Cluster Requirements

Overview

Prior to integrating Service Proxy for Kubernetes (SPK) into the OpenShift cluster, review this document to ensure the required software components are installed and properly configured.

Software support

The SPK and Red Hat software versions listed below are the tested versions. F5 recommends these versions for the best performance and installation experience.

SPK OpenShift
1.9.2 4.14.26
1.9.1 4.14.10
1.9.0 4.12.26 and 4.14.1
1.8.2 4.12.26
1.8.0 4.12.22
1.7.10 - 1.7.11 4.12.59
1.7.5 - 1.7.9 4.12.45
1.7.4 4.12.44
1.7.3 4.12.26
1.7.2 4.12.14
1.7.1 4.12.7
1.7.0 4.12.1
1.5.0 - 1.6.1 4.10.13
1.4.12 - 1.4.15 4.8.10
1.3.1 - 1.4.11 4.7.8

Pod Networking

To support low-latency 5G workloads, SPK relies on Single Root I/O Virtualization (SR-IOV) and the Open Virtual Network with Kubernetes (OVN-Kubernetes) CNI. To ensure the cluster supports multi-homed Pods; the ability to select either the default (virtual) CNI or the SR-IOV / OVN-Kubernetes (physical) CNI, review the sections below.

Network Operator

To properly manage the cluster networks, the OpenShift Cluster Network Operator must be installed.

_images/spk_warn.png Important: OpenShift 4.8 requires configuring local gateway mode using the steps below:

  1. Create the manifest files:

    openshift-install --dir=<install dir> create cluster
    
  2. Create a ConfigMap in new manifest directory, and add the following YAML code:

    apiVersion: v1
    kind: ConfigMap
    metadata:
        name: gateway-mode-config
        namespace: openshift-network-operator
    data:
        mode: "local"
    immutable: true
    
  3. Create the cluster:

    openshift-install create cluster --dir=<install dir>
    

_images/spk_info.png The Cluster Network Operator installation on Github.

SR-IOV

Supported NICs

The table below lists the currently supported NICs.

NICs PF PCI IDs VF PCI IDs Firmware
Intel XL710 8086:1583 8086:154c NVM 8.5
Intel XXV710 8086:158b 8086:154c NVM 8.5
Mellanox ConnectX-5 15b3:1017 15b3:1018 16.31.2006
Mellanox ConnectX-6 15b3:101b 15b3:101c 26.33.1048
Mellanox ConnectX-6 Dx 15b3:101d 15b3:101e 22.33.1048
Mellanox ConnectX-6 Lx 15b3:101f 15b3:101e 26.33.1048

VF Configuration

To define the SR-IOV Virtual Functions (VFs) used by the Service Proxy Traffic Management Microkernel (TMM), configure the following OpenShift network objects:

  • An external and internal Network node policy.
  • An external and internal Network attachment definition.
    • Set the spoofChk parameter to off.
    • Set the trust parameter to on.
    • Set the capabilities parameter to '{"mac": true, "ips": true}'.
    • Do not set the vlan parameter, set the F5SPKVlan tag parameter.
    • Do not set the ipam parameter, set the F5SPKVlan internal parameter.
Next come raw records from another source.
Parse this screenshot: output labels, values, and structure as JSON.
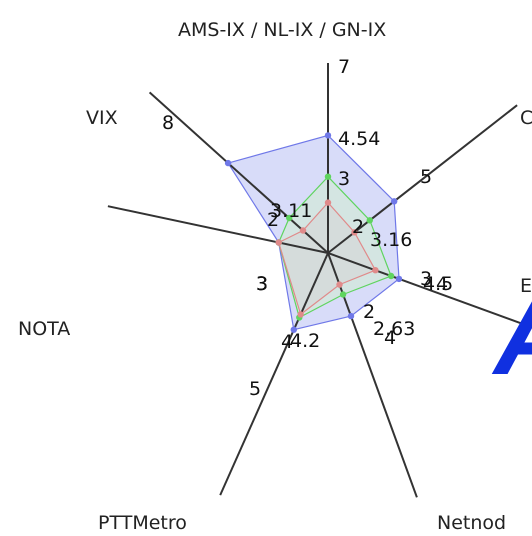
{
  "chart_data": {
    "type": "radar",
    "title": "",
    "axes": [
      "AMS-IX / NL-IX / GN-IX",
      "C",
      "E",
      "Netnod",
      "PTTMetro",
      "NOTA",
      "VIX"
    ],
    "axis_max": [
      7,
      5,
      5,
      4,
      5,
      3,
      8
    ],
    "scale_max": 10,
    "series": [
      {
        "values": [
          7,
          5,
          4.5,
          4,
          5,
          3,
          8
        ],
        "stroke": "#6f78e8",
        "fill": "#c8cdf7",
        "fill_opacity": 0.7,
        "labels": [
          "7",
          "5",
          "4.5",
          "4",
          "5",
          "3",
          "8"
        ]
      },
      {
        "values": [
          4.54,
          3.16,
          4,
          2.63,
          4.2,
          3,
          3.11
        ],
        "stroke": "#5fd45f",
        "fill": "#d2ecd0",
        "fill_opacity": 0.55,
        "labels": [
          "4.54",
          "3.16",
          "4",
          "2.63",
          "4.2",
          "3",
          "3.11"
        ]
      },
      {
        "values": [
          3,
          2,
          3,
          2,
          4,
          3,
          2
        ],
        "stroke": "#e08a8a",
        "fill": "#d6d6d6",
        "fill_opacity": 0.55,
        "labels": [
          "3",
          "2",
          "3",
          "2",
          "4",
          "3",
          "2"
        ]
      }
    ]
  },
  "overlay": {
    "letter_right_edge": "A",
    "color": "#1030e0"
  }
}
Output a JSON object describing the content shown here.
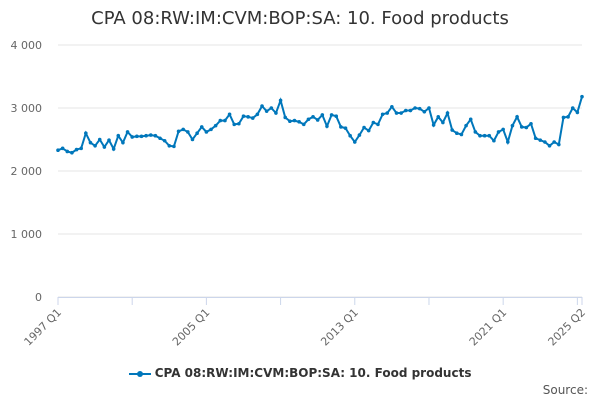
{
  "chart_data": {
    "type": "line",
    "title": "CPA 08:RW:IM:CVM:BOP:SA: 10. Food products",
    "x_start": "1997 Q1",
    "x_end": "2025 Q2",
    "x_tick_labels": [
      "1997 Q1",
      "2005 Q1",
      "2013 Q1",
      "2021 Q1",
      "2025 Q2"
    ],
    "y_ticks": [
      0,
      1000,
      2000,
      3000,
      4000
    ],
    "y_tick_labels": [
      "0",
      "1 000",
      "2 000",
      "3 000",
      "4 000"
    ],
    "ylim": [
      0,
      4000
    ],
    "grid": true,
    "legend_placement": "bottom",
    "color": "#0077bb",
    "series": [
      {
        "name": "CPA 08:RW:IM:CVM:BOP:SA: 10. Food products",
        "values": [
          2330,
          2360,
          2310,
          2290,
          2340,
          2360,
          2600,
          2450,
          2400,
          2500,
          2380,
          2490,
          2350,
          2560,
          2450,
          2620,
          2540,
          2550,
          2550,
          2560,
          2570,
          2560,
          2520,
          2480,
          2400,
          2390,
          2630,
          2660,
          2620,
          2500,
          2600,
          2700,
          2620,
          2660,
          2720,
          2800,
          2800,
          2900,
          2740,
          2750,
          2870,
          2860,
          2840,
          2900,
          3030,
          2950,
          3000,
          2920,
          3120,
          2850,
          2790,
          2800,
          2780,
          2740,
          2820,
          2860,
          2810,
          2890,
          2710,
          2890,
          2870,
          2700,
          2680,
          2560,
          2460,
          2570,
          2690,
          2640,
          2770,
          2740,
          2900,
          2920,
          3020,
          2920,
          2920,
          2960,
          2960,
          3000,
          2990,
          2940,
          3000,
          2730,
          2860,
          2770,
          2920,
          2650,
          2600,
          2580,
          2720,
          2820,
          2620,
          2560,
          2560,
          2560,
          2480,
          2620,
          2660,
          2460,
          2720,
          2860,
          2700,
          2690,
          2750,
          2520,
          2490,
          2460,
          2400,
          2460,
          2420,
          2850,
          2860,
          3000,
          2930,
          3180
        ]
      }
    ]
  },
  "source_label": "Source:"
}
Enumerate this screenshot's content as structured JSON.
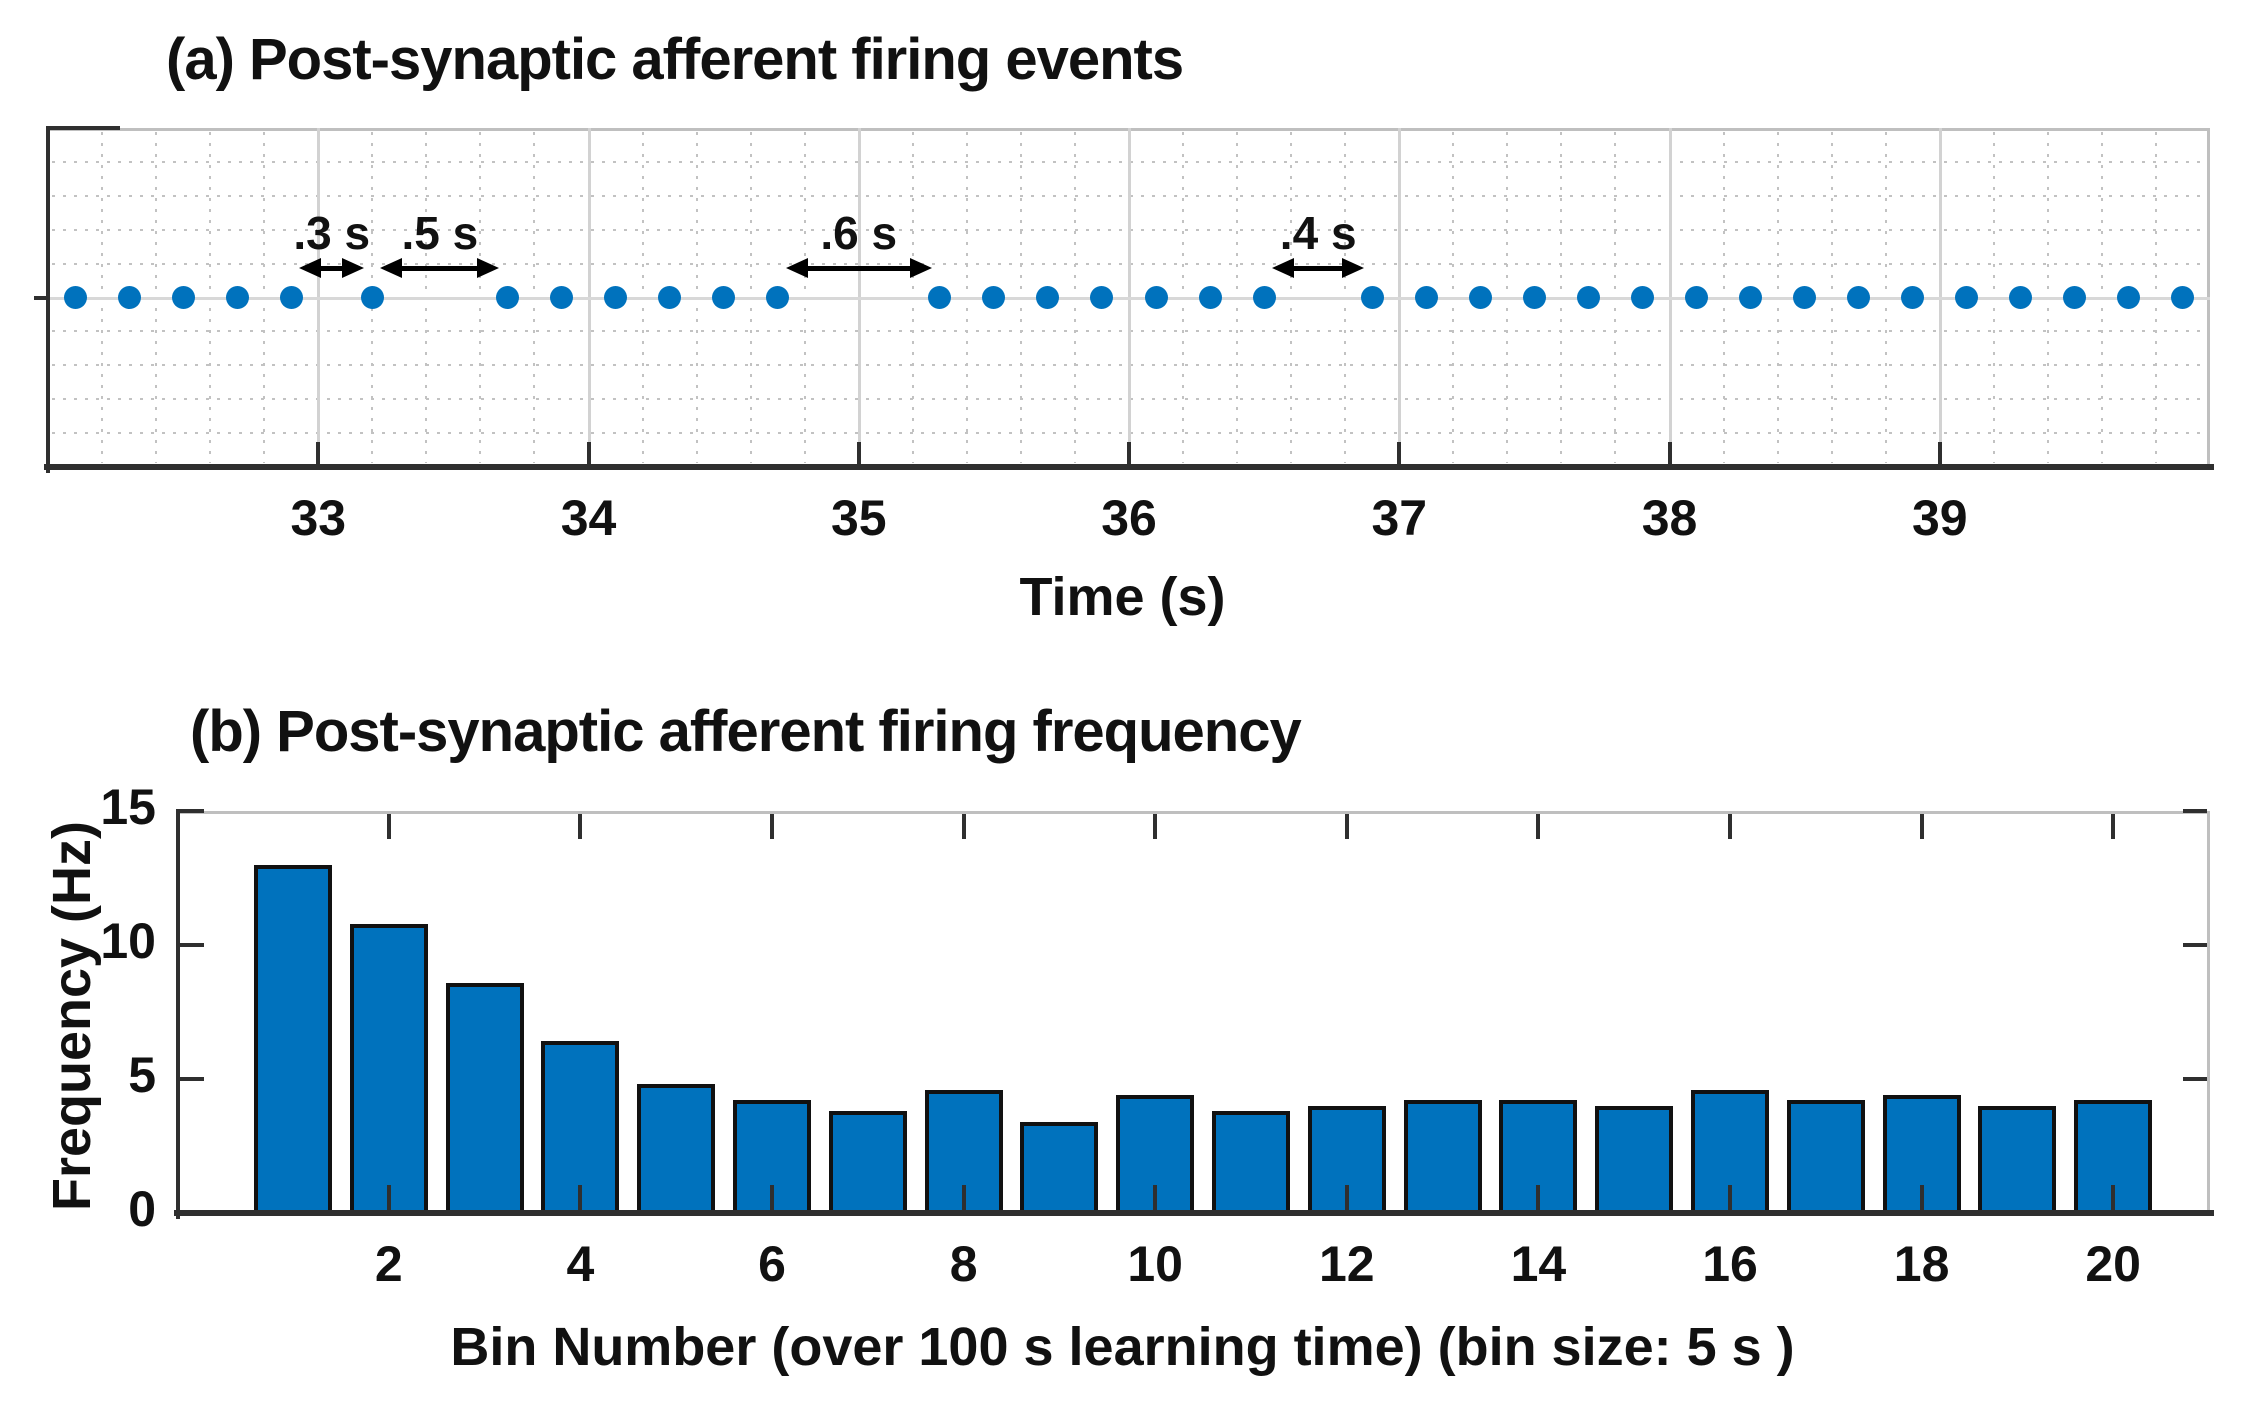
{
  "colors": {
    "marker_blue": "#0072BD",
    "bar_fill": "#0072BD",
    "bar_edge": "#111111",
    "axis_dark": "#2f2f2f",
    "grid_light": "#d2d2d2",
    "text": "#111111"
  },
  "panel_a": {
    "title": "(a) Post-synaptic afferent firing events",
    "xlabel": "Time (s)"
  },
  "panel_b": {
    "title": "(b) Post-synaptic afferent firing frequency",
    "xlabel": "Bin Number (over 100 s learning time) (bin size: 5 s )",
    "ylabel": "Frequency (Hz)"
  },
  "chart_data": [
    {
      "id": "panel_a",
      "type": "scatter",
      "title": "(a) Post-synaptic afferent firing events",
      "xlabel": "Time (s)",
      "marker": "filled-circle",
      "marker_color": "#0072BD",
      "y_value": 0,
      "x": [
        32.1,
        32.3,
        32.5,
        32.7,
        32.9,
        33.2,
        33.7,
        33.9,
        34.1,
        34.3,
        34.5,
        34.7,
        35.3,
        35.5,
        35.7,
        35.9,
        36.1,
        36.3,
        36.5,
        36.9,
        37.1,
        37.3,
        37.5,
        37.7,
        37.9,
        38.1,
        38.3,
        38.5,
        38.7,
        38.9,
        39.1,
        39.3,
        39.5,
        39.7,
        39.9
      ],
      "xlim": [
        32,
        40
      ],
      "x_ticks": [
        33,
        34,
        35,
        36,
        37,
        38,
        39
      ],
      "x_tick_labels": [
        "33",
        "34",
        "35",
        "36",
        "37",
        "38",
        "39"
      ],
      "grid": "major solid vertical lines at whole seconds; dotted minor grid every 0.2 s horizontal and vertical; solid light line along spike row",
      "annotations": [
        {
          "label": ".3 s",
          "from": 32.93,
          "to": 33.17
        },
        {
          "label": ".5 s",
          "from": 33.23,
          "to": 33.67
        },
        {
          "label": ".6 s",
          "from": 34.73,
          "to": 35.27
        },
        {
          "label": ".4 s",
          "from": 36.53,
          "to": 36.87
        }
      ]
    },
    {
      "id": "panel_b",
      "type": "bar",
      "title": "(b) Post-synaptic afferent firing frequency",
      "xlabel": "Bin Number (over 100 s learning time) (bin size: 5 s )",
      "ylabel": "Frequency (Hz)",
      "categories": [
        1,
        2,
        3,
        4,
        5,
        6,
        7,
        8,
        9,
        10,
        11,
        12,
        13,
        14,
        15,
        16,
        17,
        18,
        19,
        20
      ],
      "values": [
        13.0,
        10.8,
        8.6,
        6.4,
        4.8,
        4.2,
        3.8,
        4.6,
        3.4,
        4.4,
        3.8,
        4.0,
        4.2,
        4.2,
        4.0,
        4.6,
        4.2,
        4.4,
        4.0,
        4.2
      ],
      "ylim": [
        0,
        15
      ],
      "y_ticks": [
        0,
        5,
        10,
        15
      ],
      "y_tick_labels": [
        "0",
        "5",
        "10",
        "15"
      ],
      "x_ticks": [
        2,
        4,
        6,
        8,
        10,
        12,
        14,
        16,
        18,
        20
      ],
      "x_tick_labels": [
        "2",
        "4",
        "6",
        "8",
        "10",
        "12",
        "14",
        "16",
        "18",
        "20"
      ],
      "bar_color": "#0072BD",
      "bar_edge_color": "#111111",
      "legend": "none",
      "grid": "off"
    }
  ]
}
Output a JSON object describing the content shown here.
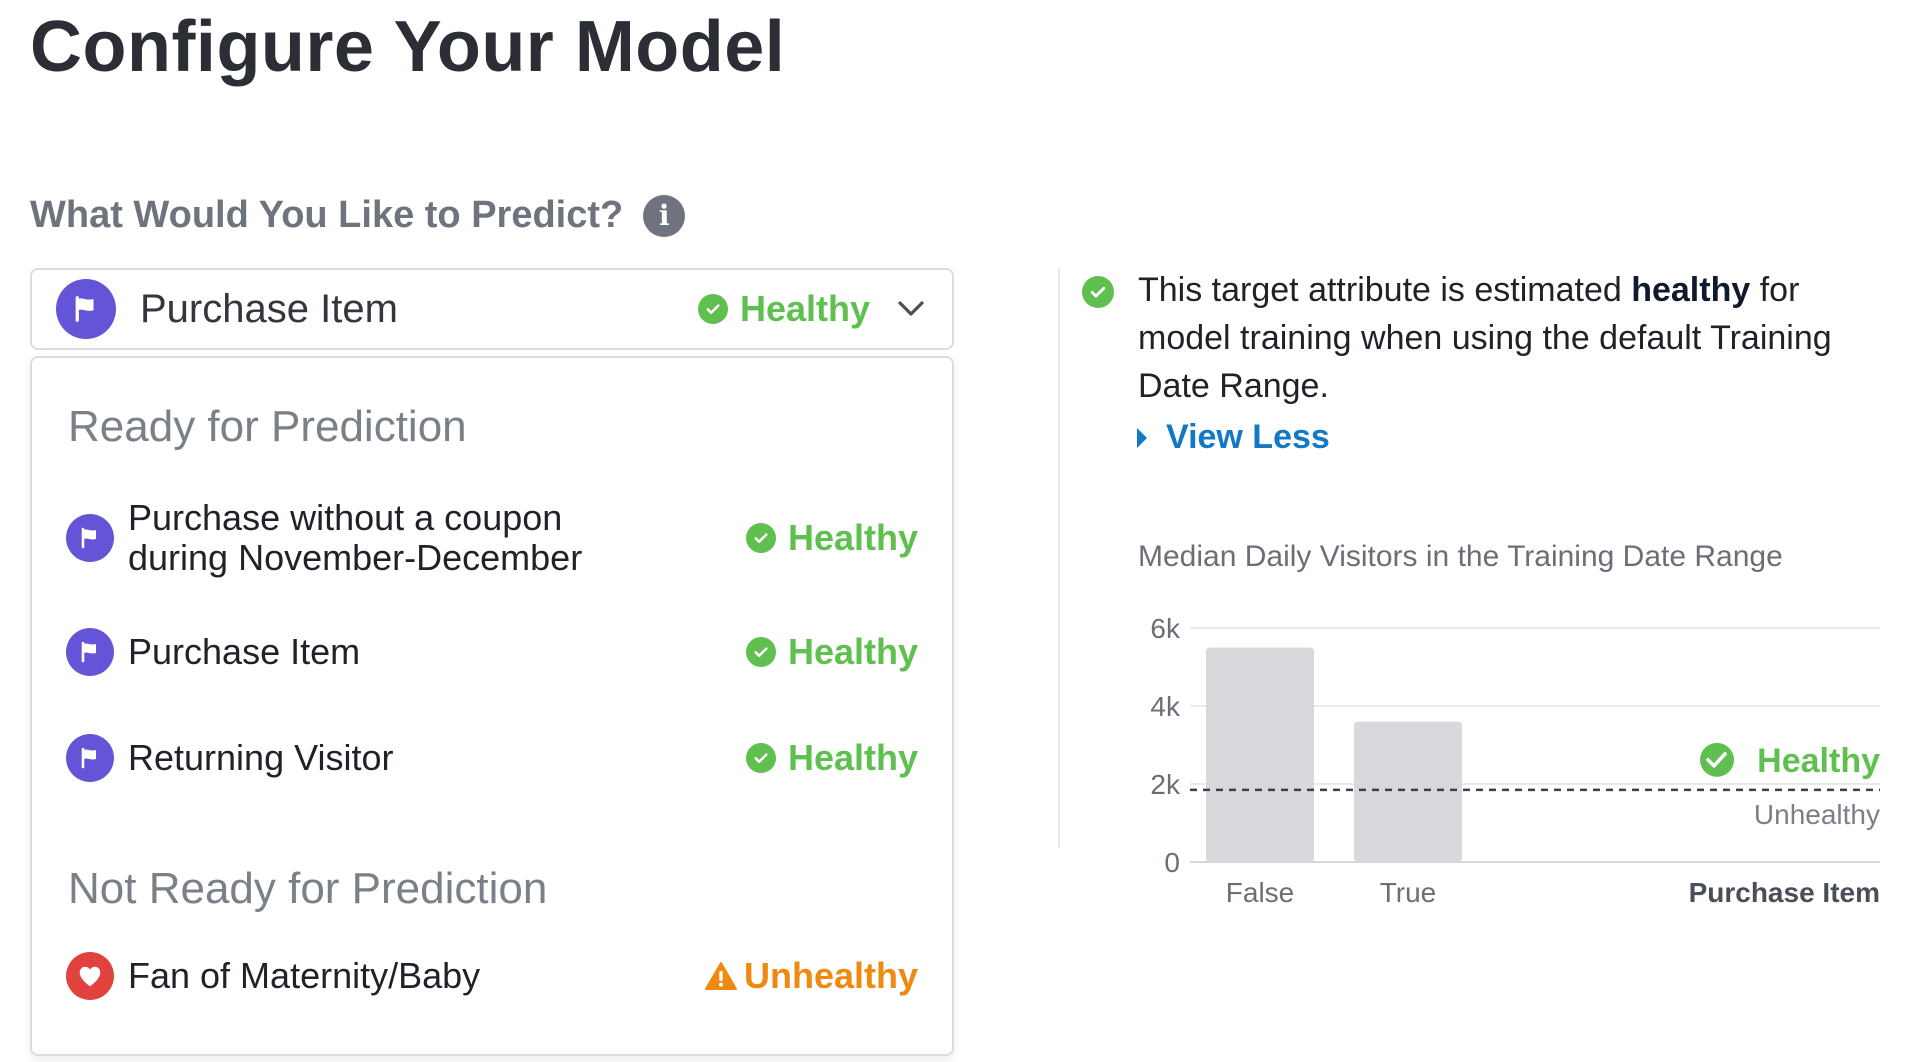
{
  "page": {
    "title": "Configure Your Model"
  },
  "predict": {
    "label": "What Would You Like to Predict?",
    "info_icon": "info-icon",
    "selected": {
      "label": "Purchase Item",
      "icon": "flag-icon",
      "status": "Healthy"
    }
  },
  "dropdown": {
    "groups": [
      {
        "title": "Ready for Prediction",
        "items": [
          {
            "label_line1": "Purchase without a coupon",
            "label_line2": "during November-December",
            "icon": "flag-icon",
            "status": "Healthy"
          },
          {
            "label": "Purchase Item",
            "icon": "flag-icon",
            "status": "Healthy"
          },
          {
            "label": "Returning Visitor",
            "icon": "flag-icon",
            "status": "Healthy"
          }
        ]
      },
      {
        "title": "Not Ready for Prediction",
        "items": [
          {
            "label": "Fan of Maternity/Baby",
            "icon": "heart-icon",
            "status": "Unhealthy"
          }
        ]
      }
    ]
  },
  "info": {
    "text_before": "This target attribute is estimated ",
    "text_bold": "healthy",
    "text_after": " for model training when using the default Training Date Range.",
    "view_less": "View Less"
  },
  "chart_data": {
    "type": "bar",
    "title": "Median Daily Visitors in the Training Date Range",
    "categories": [
      "False",
      "True"
    ],
    "values": [
      5500,
      3600
    ],
    "xlabel": "Purchase Item",
    "ylabel": "",
    "ylim": [
      0,
      6000
    ],
    "yticks": [
      0,
      2000,
      4000,
      6000
    ],
    "ytick_labels": [
      "0",
      "2k",
      "4k",
      "6k"
    ],
    "threshold": {
      "value": 1850,
      "above_label": "Healthy",
      "below_label": "Unhealthy"
    },
    "bar_color": "#d8d9dd"
  },
  "colors": {
    "accent": "#6354d8",
    "healthy": "#5fbf4f",
    "unhealthy": "#ee8a10",
    "link": "#1379c5",
    "heart": "#e0433d"
  }
}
_images/spk_info.png Refer to the SPK Config File Reference for examples.

CPU Allocation

Multiprocessor servers divide memory and CPUs into multiple NUMA nodes, each having a non-shared system bus. When installing the SPK Controller, the CPUs and SR-IOV VFs allocated to the Service Proxy TMM container must share the same NUMA node. To ensure the CPU NUMA node alignment is handled properly by the cluster ensure the following parameters are set:

  • Set the Performance Profile’s Topology Manager Policy to single-numa-node.
  • Set the Kubelet configuration’s CPU Manager Policy to static in the Kubelet configuration.

Simultaneous Multithreading (SMT)

Simultaneous multithreading (SMT) is a technique used on current processors to improve the efficiency of processor workload by allowing multiple independent threads to run on a single physical core at the same time.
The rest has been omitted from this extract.